Broken promises are common. Broken promises damage a child's trust and belief in life.

(2) Lack of family communication: A common feature of many homes affected by alcoholism is that few such families engage in direct honest communication about the problem. As the alcoholism progresses, the family becomes more isolated. The members withdraw from each other and avoid contact. Real contact with friends is often reduced as well.

(3) Conflict between parents: Children may witness arguments or fights between parents. They may be expected to take sides and be drawn into the conflict. They may stay awake at night, listening to conflict. The emotional security which they need is missing, and they are left feeling unsure, hurt and confused.

(4) Practical difficulties: A shortage of money and other day-to-day problems are not uncommon.

Common Feelings

The common feelings that children in such families experience include:

ongoing feelings of tension - they worry a lot;

confusion and uncertainty - they are often unable to make sense of what is happening;

fear, panic or terror about what is happening or what may happen next;

guilt - some children feel that they themselves are responsible for the parent's drinking;

a sense of helplessness and hopelessness at their inability to help or change the situation;

loneliness - they may become isolated from friends, neighbours and the wider family through shame and embarrassment about family circumstances (this is more likely with older children);

anger, hostility, resentment and hatred at being let down, being given intolerable responsibilities and burdens and being "different from other children";

lack of confidence.

Sometimes the non-problem drinking parent is able to draw on personal and other resources to sustain a satisfactory home life in spite of the problem drinking.
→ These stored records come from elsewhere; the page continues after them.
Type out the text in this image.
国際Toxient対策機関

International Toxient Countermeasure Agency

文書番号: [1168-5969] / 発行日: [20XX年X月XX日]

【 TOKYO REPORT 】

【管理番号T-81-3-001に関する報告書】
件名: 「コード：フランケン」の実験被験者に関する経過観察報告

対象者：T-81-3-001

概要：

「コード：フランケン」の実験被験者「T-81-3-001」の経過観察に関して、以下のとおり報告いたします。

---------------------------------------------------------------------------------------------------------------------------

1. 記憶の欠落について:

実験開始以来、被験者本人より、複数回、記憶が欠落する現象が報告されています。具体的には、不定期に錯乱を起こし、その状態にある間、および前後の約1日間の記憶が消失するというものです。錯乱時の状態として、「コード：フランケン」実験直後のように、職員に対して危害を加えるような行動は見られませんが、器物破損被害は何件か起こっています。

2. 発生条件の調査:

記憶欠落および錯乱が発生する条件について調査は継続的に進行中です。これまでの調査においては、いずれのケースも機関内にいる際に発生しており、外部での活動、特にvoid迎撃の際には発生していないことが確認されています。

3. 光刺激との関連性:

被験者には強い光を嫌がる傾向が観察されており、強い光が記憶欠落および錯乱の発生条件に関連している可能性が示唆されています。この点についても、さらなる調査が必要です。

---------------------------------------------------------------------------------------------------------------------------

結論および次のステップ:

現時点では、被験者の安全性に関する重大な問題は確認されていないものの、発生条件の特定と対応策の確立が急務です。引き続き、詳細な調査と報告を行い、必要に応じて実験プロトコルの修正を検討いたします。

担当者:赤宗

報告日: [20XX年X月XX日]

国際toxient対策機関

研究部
This ability of the partner to adopt positive coping strategies can be the major factor in protecting the children from potential harmful effects.

Children's Needs

There are several key needs for children who are exposed to alcoholism.

(1) A parent to rely on: Children need someone who is emotionally healthy to rely on. The presence of one loving, caring, consistent parent can make an enormous difference in the child's life. So get whatever help and support you need from professional agencies, Al-Anon or friends.
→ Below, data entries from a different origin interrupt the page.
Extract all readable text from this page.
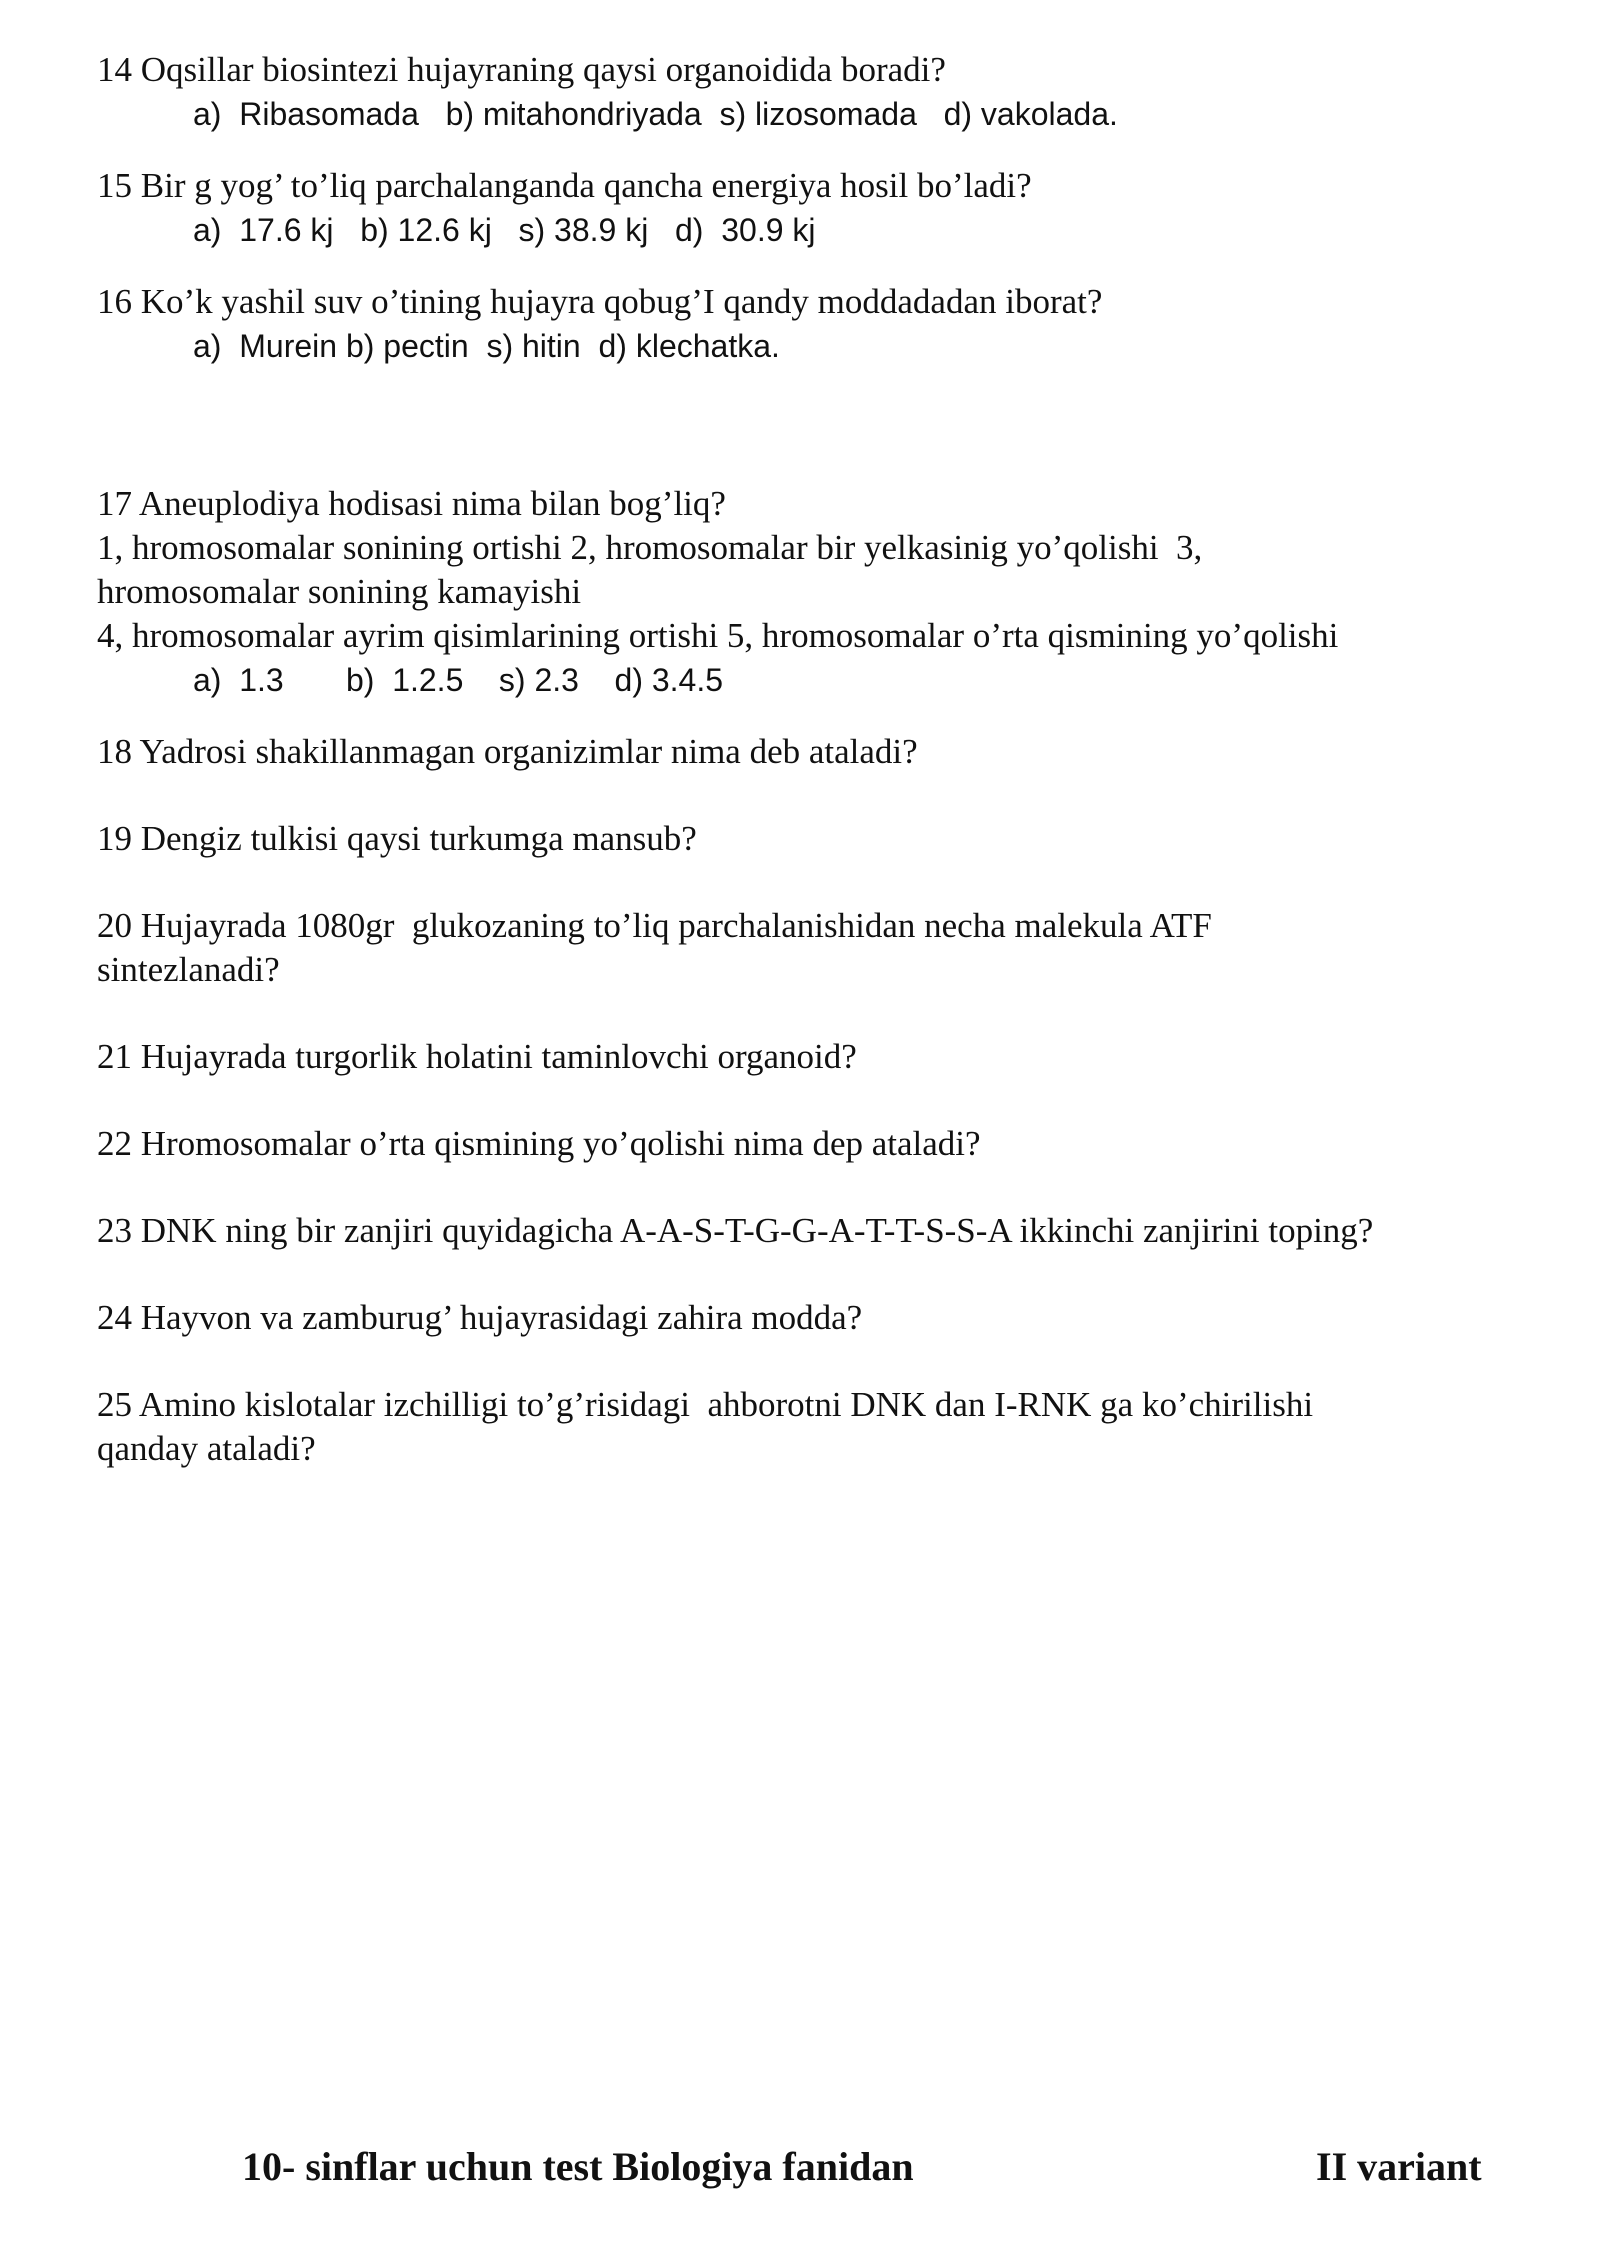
14 Oqsillar biosintezi hujayraning qaysi organoidida boradi?
a)  Ribasomada   b) mitahondriyada  s) lizosomada   d) vakolada.
15 Bir g yog’ to’liq parchalanganda qancha energiya hosil bo’ladi?
a)  17.6 kj   b) 12.6 kj   s) 38.9 kj   d)  30.9 kj
16 Ko’k yashil suv o’tining hujayra qobug’I qandy moddadadan iborat?
a)  Murein b) pectin  s) hitin  d) klechatka.
17 Aneuplodiya hodisasi nima bilan bog’liq?
1, hromosomalar sonining ortishi 2, hromosomalar bir yelkasinig yo’qolishi  3,
hromosomalar sonining kamayishi
4, hromosomalar ayrim qisimlarining ortishi 5, hromosomalar o’rta qismining yo’qolishi
a)  1.3       b)  1.2.5    s) 2.3    d) 3.4.5
18 Yadrosi shakillanmagan organizimlar nima deb ataladi?
19 Dengiz tulkisi qaysi turkumga mansub?
20 Hujayrada 1080gr  glukozaning to’liq parchalanishidan necha malekula ATF
sintezlanadi?
21 Hujayrada turgorlik holatini taminlovchi organoid?
22 Hromosomalar o’rta qismining yo’qolishi nima dep ataladi?
23 DNK ning bir zanjiri quyidagicha A-A-S-T-G-G-A-T-T-S-S-A ikkinchi zanjirini toping?
24 Hayvon va zamburug’ hujayrasidagi zahira modda?
25 Amino kislotalar izchilligi to’g’risidagi  ahborotni DNK dan I-RNK ga ko’chirilishi
qanday ataladi?
10- sinflar uchun test Biologiya fanidan	II variant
The best thing we can do for our children is to become emotionally healthy adults ourselves. As you become more positive about yourself, you are likely to build a better relationship with your children.

(2) Information on alcohol and alcoholism: Children need information on alcoholism to make sense of the things that are happening. It helps them understand what is going on in the home. This helps to clear the confusion and get rid of some of the guilt - and then they can start to build their self-esteem.

(3) Reassurance and support: The importance of someone being available simply to listen, to understand and to give information about alcohol misuse cannot be over-stressed. Children need to articulate their feelings and to try to make sense of their situation.

They need to know that it is okay to talk about their hurt, anger, guilt, worries etc. Feelings, when talked about openly, are more manageable and the child begins to feel better about him or herself.

(4) Encouragement to live their own lives: Children need to be reminded that they are not responsible for the drinking problem and that there is little, if anything, they can do about the drinking. Encourage them to become involved in interests that could help enlarge their lives, give them scope to develop and help them experience enjoyment.

They should be encouraged not to bottle-up problems, negative-thoughts and feelings, but to find someone, somewhere, to whom they can talk. Alateen can be really useful, since the young person is likely to feel understood and have a sense of belonging with the group.

(5) Advice on how to cope with emergencies and crises: Children should not expect to have to put up with certain things. They have a right to involve others, such as school counsellors or, in emergencies, the gardai.

Attempting to meet the needs of children in this situation is challenging and demanding. The key word in attempting to do this is support - support for yourself and support for your children.